Julien Helmlinger - 08.02.2013

Culture, Arts et Lettres - Salons - Festival de la fiction française - Italie - Institut français Italia


À l'occasion du Festival de la fiction française (FFF), édition 2013,  ce seront non moins de 19 romanciers nationaux qui iront présenter, « en chair et en os », la diversité littéraire à la mode francophone. L'événement programmé du 27 février au 9 mars prochains, touchera 16 villes italiennes, comme l'ont annoncé ses promoteurs ce jeudi à Rome. Un festival organisé par l'Institut français Italia, qui regroupe les services culturels de l'ambassade de France ainsi que les instituts français de Milan, Florence, Naples et Palerme.

 

 

 

 

Comme le rapporte l'AFP, le festival sera ouvert par l'écrivain franco-libanais Amin Maalouf et le fondateur du festival du livre « Étonnants voyageurs et défenseur d'une littérature-monde », Michel Le Bris.

 

Leur intervention sera suivie par celles de nombreux auteurs qui présenteront leurs dernières oeuvres traduites dans la langue de Dante.

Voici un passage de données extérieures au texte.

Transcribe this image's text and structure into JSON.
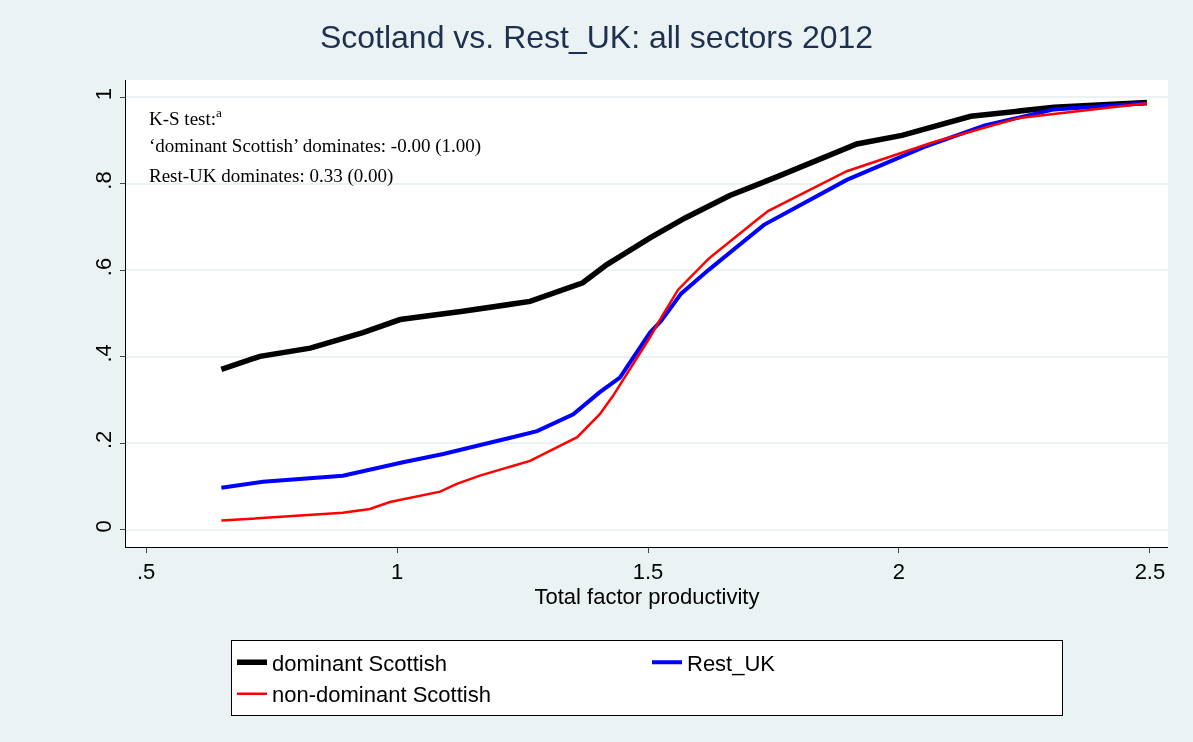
{
  "chart_data": {
    "type": "line",
    "title": "Scotland vs. Rest_UK: all sectors 2012",
    "xlabel": "Total factor productivity",
    "xlim": [
      0.46,
      2.536
    ],
    "xticks": [
      {
        "value": 0.5,
        "label": ".5"
      },
      1,
      1.5,
      2,
      2.5
    ],
    "ylim": [
      -0.04,
      1.04
    ],
    "yticks": [
      0,
      {
        "value": 0.2,
        "label": ".2"
      },
      {
        "value": 0.4,
        "label": ".4"
      },
      {
        "value": 0.6,
        "label": ".6"
      },
      {
        "value": 0.8,
        "label": ".8"
      },
      1
    ],
    "grid": "y",
    "legend": "bottom",
    "line_style": "solid",
    "marker": "none",
    "annotations": [
      "K-S test:$^{a}$",
      "‘dominant Scottish’ dominates: -0.00 (1.00)",
      "Rest-UK dominates: 0.33 (0.00)"
    ],
    "series": [
      {
        "name": "dominant Scottish",
        "color": "#000000",
        "x": [
          0.65,
          0.727,
          0.827,
          0.932,
          1.006,
          1.131,
          1.265,
          1.37,
          1.418,
          1.504,
          1.574,
          1.663,
          1.759,
          1.916,
          2.006,
          2.143,
          2.309,
          2.494
        ],
        "values": [
          0.371,
          0.401,
          0.42,
          0.456,
          0.486,
          0.505,
          0.528,
          0.571,
          0.613,
          0.675,
          0.721,
          0.773,
          0.817,
          0.892,
          0.912,
          0.956,
          0.977,
          0.988
        ]
      },
      {
        "name": "Rest_UK",
        "color": "#0000ff",
        "x": [
          0.65,
          0.733,
          0.892,
          1.012,
          1.092,
          1.199,
          1.279,
          1.351,
          1.404,
          1.444,
          1.504,
          1.526,
          1.566,
          1.621,
          1.731,
          1.896,
          2.048,
          2.171,
          2.309,
          2.494
        ],
        "values": [
          0.097,
          0.111,
          0.125,
          0.156,
          0.175,
          0.205,
          0.228,
          0.267,
          0.318,
          0.352,
          0.456,
          0.483,
          0.546,
          0.601,
          0.705,
          0.809,
          0.884,
          0.935,
          0.972,
          0.986
        ]
      },
      {
        "name": "non-dominant Scottish",
        "color": "#ff0000",
        "x": [
          0.65,
          0.892,
          0.946,
          0.986,
          1.086,
          1.119,
          1.165,
          1.265,
          1.359,
          1.404,
          1.43,
          1.504,
          1.526,
          1.56,
          1.621,
          1.739,
          1.896,
          2.068,
          2.239,
          2.494
        ],
        "values": [
          0.021,
          0.039,
          0.048,
          0.064,
          0.088,
          0.106,
          0.125,
          0.159,
          0.214,
          0.267,
          0.309,
          0.445,
          0.49,
          0.555,
          0.627,
          0.737,
          0.829,
          0.896,
          0.952,
          0.986
        ]
      }
    ]
  }
}
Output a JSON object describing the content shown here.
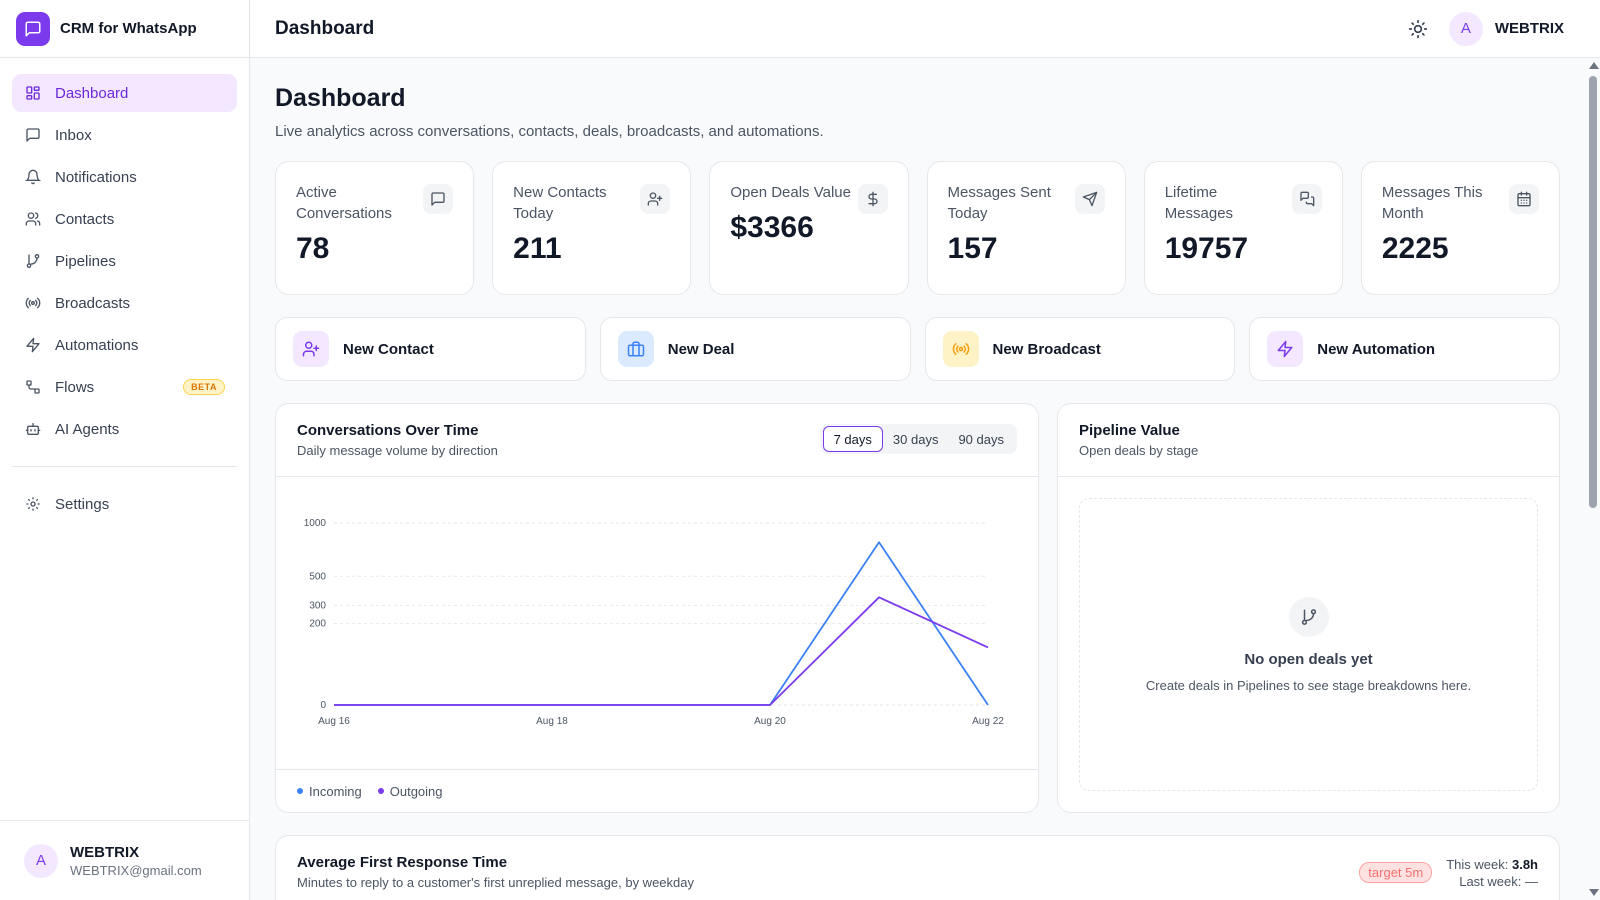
{
  "app": {
    "name": "CRM for WhatsApp"
  },
  "header": {
    "title": "Dashboard",
    "user": "WEBTRIX",
    "avatar_letter": "A"
  },
  "sidebar": {
    "items": [
      {
        "label": "Dashboard",
        "icon": "dashboard-icon",
        "active": true
      },
      {
        "label": "Inbox",
        "icon": "inbox-icon"
      },
      {
        "label": "Notifications",
        "icon": "bell-icon"
      },
      {
        "label": "Contacts",
        "icon": "users-icon"
      },
      {
        "label": "Pipelines",
        "icon": "git-branch-icon"
      },
      {
        "label": "Broadcasts",
        "icon": "broadcast-icon"
      },
      {
        "label": "Automations",
        "icon": "zap-icon"
      },
      {
        "label": "Flows",
        "icon": "flow-icon",
        "badge": "BETA"
      },
      {
        "label": "AI Agents",
        "icon": "bot-icon"
      }
    ],
    "settings": {
      "label": "Settings",
      "icon": "gear-icon"
    },
    "footer": {
      "name": "WEBTRIX",
      "email": "WEBTRIX@gmail.com",
      "avatar_letter": "A"
    }
  },
  "page": {
    "title": "Dashboard",
    "subtitle": "Live analytics across conversations, contacts, deals, broadcasts, and automations."
  },
  "stats": [
    {
      "label": "Active Conversations",
      "value": "78",
      "icon": "message-square-icon"
    },
    {
      "label": "New Contacts Today",
      "value": "211",
      "icon": "user-plus-icon"
    },
    {
      "label": "Open Deals Value",
      "value": "$3366",
      "icon": "dollar-icon"
    },
    {
      "label": "Messages Sent Today",
      "value": "157",
      "icon": "send-icon"
    },
    {
      "label": "Lifetime Messages",
      "value": "19757",
      "icon": "messages-icon"
    },
    {
      "label": "Messages This Month",
      "value": "2225",
      "icon": "calendar-icon"
    }
  ],
  "actions": [
    {
      "label": "New Contact",
      "icon": "user-plus-icon",
      "color": "#7c3aed",
      "bg": "#f3e8ff"
    },
    {
      "label": "New Deal",
      "icon": "briefcase-icon",
      "color": "#3b82f6",
      "bg": "#dbeafe"
    },
    {
      "label": "New Broadcast",
      "icon": "broadcast-icon",
      "color": "#f59e0b",
      "bg": "#fef3c7"
    },
    {
      "label": "New Automation",
      "icon": "zap-icon",
      "color": "#7c3aed",
      "bg": "#f3e8ff"
    }
  ],
  "conversations_panel": {
    "title": "Conversations Over Time",
    "subtitle": "Daily message volume by direction",
    "ranges": [
      "7 days",
      "30 days",
      "90 days"
    ],
    "selected_range": "7 days"
  },
  "pipeline_panel": {
    "title": "Pipeline Value",
    "subtitle": "Open deals by stage",
    "empty_title": "No open deals yet",
    "empty_subtitle": "Create deals in Pipelines to see stage breakdowns here."
  },
  "response_panel": {
    "title": "Average First Response Time",
    "subtitle": "Minutes to reply to a customer's first unreplied message, by weekday",
    "target": "target 5m",
    "this_week_label": "This week:",
    "this_week_value": "3.8h",
    "last_week_label": "Last week:",
    "last_week_value": "—"
  },
  "chart_data": {
    "type": "line",
    "x": [
      "Aug 16",
      "Aug 17",
      "Aug 18",
      "Aug 19",
      "Aug 20",
      "Aug 21",
      "Aug 22"
    ],
    "x_tick_labels": [
      "Aug 16",
      "Aug 18",
      "Aug 20",
      "Aug 22"
    ],
    "y_ticks": [
      0,
      200,
      300,
      500,
      1000
    ],
    "y_scale": "sqrt",
    "ylim": [
      0,
      1000
    ],
    "grid": true,
    "legend": "bottom-left",
    "series": [
      {
        "name": "Incoming",
        "color": "#3b82f6",
        "values": [
          0,
          0,
          0,
          0,
          0,
          800,
          0
        ]
      },
      {
        "name": "Outgoing",
        "color": "#7c3aed",
        "values": [
          0,
          0,
          0,
          0,
          0,
          350,
          100
        ]
      }
    ]
  }
}
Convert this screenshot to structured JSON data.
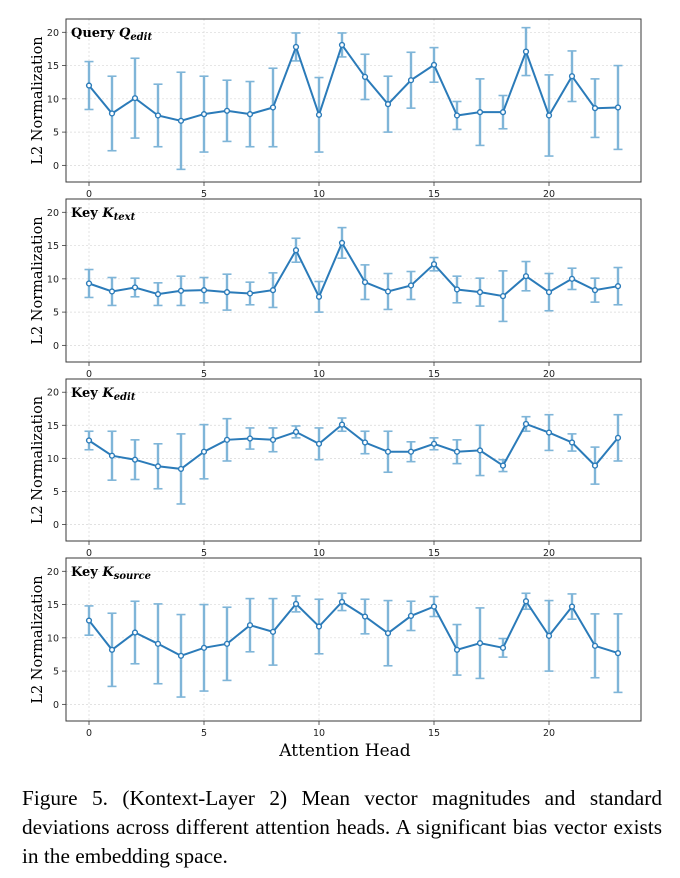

Parmi eux : Philippe Claudel, Philippe Djian, Mathieu Lindon, Jean-Christophe Rufin, Hélène Lenoir, Michèle Halberstadt, Mathias Enard, mais également l'auteur jeunesse Timothée de Fombelle, et autres francophones en provenance d'autres continents comme Yasmina Khadra, Dany Laferrière et Fouad Laroui.

 

Des « conversations » avec les auteurs se dérouleront dans les instituts français, mais aussi dans des librairies, des bibliothèques ou des universités... tandis que chaque écrivain devrait participer en principe à trois de ces rencontres, au sein d'autant de villes différentes.

 

C'est donc tout le territoire italien, exception faite de la Sardaigne, qui sera couvert par le festival, de Milan à Bari, en passant par Bologne, Florence, Gênes, Padoue, Venise et Palerme.

 

L'ambassadeur Alain Le Roy, qui présentait l'événement jeudi à Rome, a annoncé : « L'Italie est un pays qui traduit beaucoup : 20 % des livres publiés en Italie sont issus de traduction (contre 15 % en France). »

 

Précisant toutefois qu'en raison de disparités de diffusion et de réception constatées, il était nécessaire d'aider les éditeurs italiens « à mieux faire connaître, à mieux médiatiser et à mieux diffuser leurs auteurs français ».